Voting for 3rd party candidates counts

Caleb Bolin 
Political Columnist

Libertarian presidential candidate Gary Johnson is interviewed at the Los Angeles Times on Feb. 11, 2016 in Los Angeles, Calif. Purple PAC, which originally supported Kentucky Sen. Rand Paul, has spent $1 million on advertising for Johnson. (c) (Gina Ferazzi/Los Angeles Times/TNS)

Libertarian presidential candidate Gary Johnson is interviewed at the Los Angeles Times on Feb. 11, 2016 in Los Angeles, Calif. Purple PAC, which originally supported Kentucky Sen. Rand Paul, has spent $1 million on advertising for Johnson. (Gina Ferazzi/Los Angeles Times/TNS) (c) 2016, Los Angeles Times, Distributed by Tribune News Service. ( Photo by Gina Ferazzi/Los Angeles Times/TNS)

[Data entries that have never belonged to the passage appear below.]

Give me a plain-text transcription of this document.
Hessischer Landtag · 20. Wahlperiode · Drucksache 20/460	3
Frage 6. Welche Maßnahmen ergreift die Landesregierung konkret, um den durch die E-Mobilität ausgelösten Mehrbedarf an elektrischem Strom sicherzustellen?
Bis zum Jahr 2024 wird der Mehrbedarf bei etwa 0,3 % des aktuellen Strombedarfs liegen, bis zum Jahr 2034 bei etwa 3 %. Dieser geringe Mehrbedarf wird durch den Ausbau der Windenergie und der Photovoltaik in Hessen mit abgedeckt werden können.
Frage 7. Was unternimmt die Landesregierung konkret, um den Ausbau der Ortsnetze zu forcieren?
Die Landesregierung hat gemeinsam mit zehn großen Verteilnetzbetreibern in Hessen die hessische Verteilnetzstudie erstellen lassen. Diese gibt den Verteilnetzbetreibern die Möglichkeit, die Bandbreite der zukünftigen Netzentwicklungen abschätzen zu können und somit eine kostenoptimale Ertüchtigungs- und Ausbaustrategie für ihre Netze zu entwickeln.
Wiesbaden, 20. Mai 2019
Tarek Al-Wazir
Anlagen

In an election year when the nominees from the traditionally favored parties both have a historically low favorability rating, a large number of voters look for a third option.

According to Real Clear Politics averaging of polls, Hillary Clinton has a 42 percent favorable rating and 55 percent unfavorable rating; Donald Trump has a 38 percent favorable rating and 57 percent unfavorable rating.

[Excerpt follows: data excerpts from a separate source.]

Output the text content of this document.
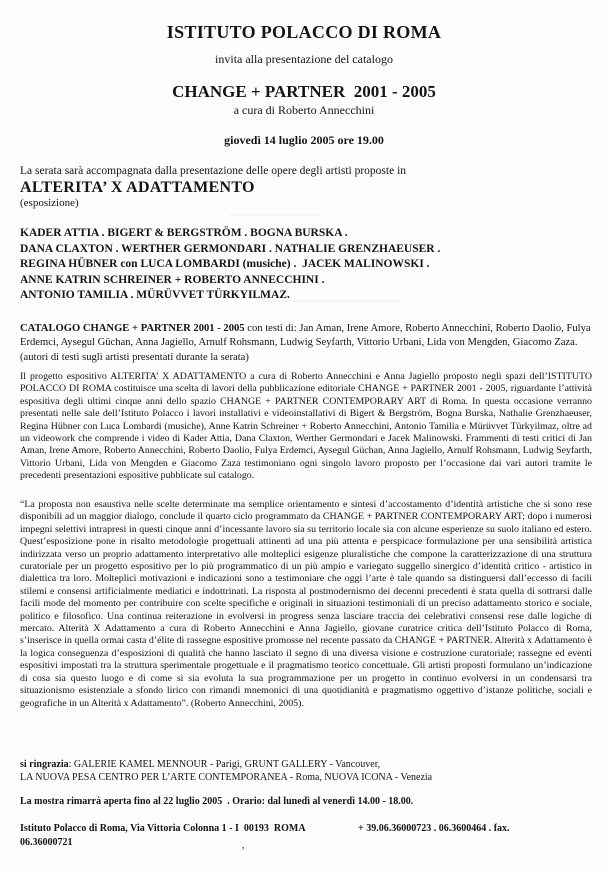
ISTITUTO POLACCO DI ROMA
invita alla presentazione del catalogo
CHANGE + PARTNER  2001 - 2005
a cura di Roberto Annecchini
giovedì 14 luglio 2005 ore 19.00
La serata sarà accompagnata dalla presentazione delle opere degli artisti proposte in
ALTERITA’ X ADATTAMENTO
(esposizione)
KADER ATTIA . BIGERT & BERGSTRÖM . BOGNA BURSKA .
DANA CLAXTON . WERTHER GERMONDARI . NATHALIE GRENZHAEUSER .
REGINA HÜBNER con LUCA LOMBARDI (musiche) .  JACEK MALINOWSKI .
ANNE KATRIN SCHREINER + ROBERTO ANNECCHINI .
ANTONIO TAMILIA . MÜRÜVVET TÜRKYILMAZ.
CATALOGO CHANGE + PARTNER 2001 - 2005 con testi di: Jan Aman, Irene Amore, Roberto Annecchini, Roberto Daolio, Fulya Erdemci, Aysegul Güchan, Anna Jagiello, Arnulf Rohsmann, Ludwig Seyfarth, Vittorio Urbani, Lida von Mengden, Giacomo Zaza. (autori di testi sugli artisti presentati durante la serata)
Il progetto espositivo ALTERITA’ X ADATTAMENTO a cura di Roberto Annecchini e Anna Jagiello proposto negli spazi dell’ISTITUTO POLACCO DI ROMA costituisce una scelta di lavori della pubblicazione editoriale CHANGE + PARTNER 2001 - 2005, riguardante l’attività espositiva degli ultimi cinque anni dello spazio CHANGE + PARTNER CONTEMPORARY ART di Roma. In questa occasione verranno presentati nelle sale dell’Istituto Polacco i lavori installativi e videoinstallativi di Bigert & Bergström, Bogna Burska, Nathalie Grenzhaeuser, Regina Hübner con Luca Lombardi (musiche), Anne Katrin Schreiner + Roberto Annecchini, Antonio Tamilia e Mürüvvet Türkyilmaz, oltre ad un videowork che comprende i video di Kader Attia, Dana Claxton, Werther Germondari e Jacek Malinowski. Frammenti di testi critici di Jan Aman, Irene Amore, Roberto Annecchini, Roberto Daolio, Fulya Erdemci, Aysegul Güchan, Anna Jagiello, Arnulf Rohsmann, Ludwig Seyfarth, Vittorio Urbani, Lida von Mengden e Giacomo Zaza testimoniano ogni singolo lavoro proposto per l’occasione dai vari autori tramite le precedenti presentazioni espositive pubblicate sul catalogo.
“La proposta non esaustiva nelle scelte determinate ma semplice orientamento e sintesi d’accostamento d’identità artistiche che si sono rese disponibili ad un maggior dialogo, conclude il quarto ciclo programmato da CHANGE + PARTNER CONTEMPORARY ART; dopo i numerosi impegni selettivi intrapresi in questi cinque anni d’incessante lavoro sia su territorio locale sia con alcune esperienze su suolo italiano ed estero. Quest’esposizione pone in risalto metodologie progettuali attinenti ad una più attenta e perspicace formulazione per una sensibilità artistica indirizzata verso un proprio adattamento interpretativo alle molteplici esigenze pluralistiche che compone la caratterizzazione di una struttura curatoriale per un progetto espositivo per lo più programmatico di un più ampio e variegato suggello sinergico d’identità critico - artistico in dialettica tra loro. Molteplici motivazioni e indicazioni sono a testimoniare che oggi l’arte è tale quando sa distinguersi dall’eccesso di facili stilemi e consensi artificialmente mediatici e indottrinati. La risposta al postmodernismo dei decenni precedenti è stata quella di sottrarsi dalle facili mode del momento per contribuire con scelte specifiche e originali in situazioni testimoniali di un preciso adattamento storico e sociale, politico e filosofico. Una continua reiterazione in evolversi in progress senza lasciare traccia dei celebrativi consensi rese dalle logiche di mercato. Alterità X Adattamento a cura di Roberto Annecchini e Anna Jagiello, giovane curatrice critica dell’Istituto Polacco di Roma, s’inserisce in quella ormai casta d’élite di rassegne espositive promosse nel recente passato da CHANGE + PARTNER. Alterità x Adattamento è la logica conseguenza d’esposizioni di qualità che hanno lasciato il segno di una diversa visione e costruzione curatoriale; rassegne ed eventi espositivi impostati tra la struttura sperimentale progettuale e il pragmatismo teorico concettuale. Gli artisti proposti formulano un’indicazione di cosa sia questo luogo e di come si sia evoluta la sua programmazione per un progetto in continuo evolversi in un condensarsi tra situazionismo esistenziale a sfondo lirico con rimandi mnemonici di una quotidianità e pragmatismo oggettivo d’istanze politiche, sociali e geografiche in un Alterità x Adattamento”. (Roberto Annecchini, 2005).
si ringrazia: GALERIE KAMEL MENNOUR - Parigi, GRUNT GALLERY - Vancouver,
LA NUOVA PESA CENTRO PER L’ARTE CONTEMPORANEA - Roma, NUOVA ICONA - Venezia
La mostra rimarrà aperta fino al 22 luglio 2005  . Orario: dal lunedì al venerdì 14.00 - 18.00.
Istituto Polacco di Roma, Via Vittoria Colonna 1 - I  00193  ROMA	+ 39.06.36000723 . 06.3600464 . fax.
06.36000721	,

In the most recent CNN poll, the two most prominent third party candidates, Governor Gary Johnson and activist/physician Jill Stein, received 9 percent of support nationally.

Despite the poor favorability ratings of Clinton and Trump and the support of 9 percent of polled voters, supporters of one of the two major parties repeatedly tell voters who consider voting for a third party candidate that their votes would be a waste.

“A vote for a third party is a vote for [insert candidate that speaker believes to be worse of two evils],” they say.
There is no evidence that supports claims that voting for a third party candidate specifically helps a certain candidate. It is still the Constitutional right of voters to choose to vote for a candidate they deem acceptable–regardless of whether or not it hurts or helps a mainstream candidate.

The market for third-party candidates is so large (because leading up to the presidential election there was a lot of disapproval of the Democratic and Republican parties as a whole) that many politicians who have been in Washington for years have started tossing around phrases like, “I’m an outsider,” or “I’m not part of the establishment.”

When candidates, like Bernie Sanders, Ben Carson and Donald Trump claim to be outsiders to try and tap into a pool of disappointed voters, it is clear there could be enough support for true outsiders.

It is unfair and against the principles of democracy to tell people that if they vote for somebody outside of the establishment that their vote is a waste.

To do so is similar to the campaign of some unnamed Republican candidate telling voters that their preferred candidate has dropped out of the race when they have not; to do so is to tell someone that their candidate can never win, which discourages true choice.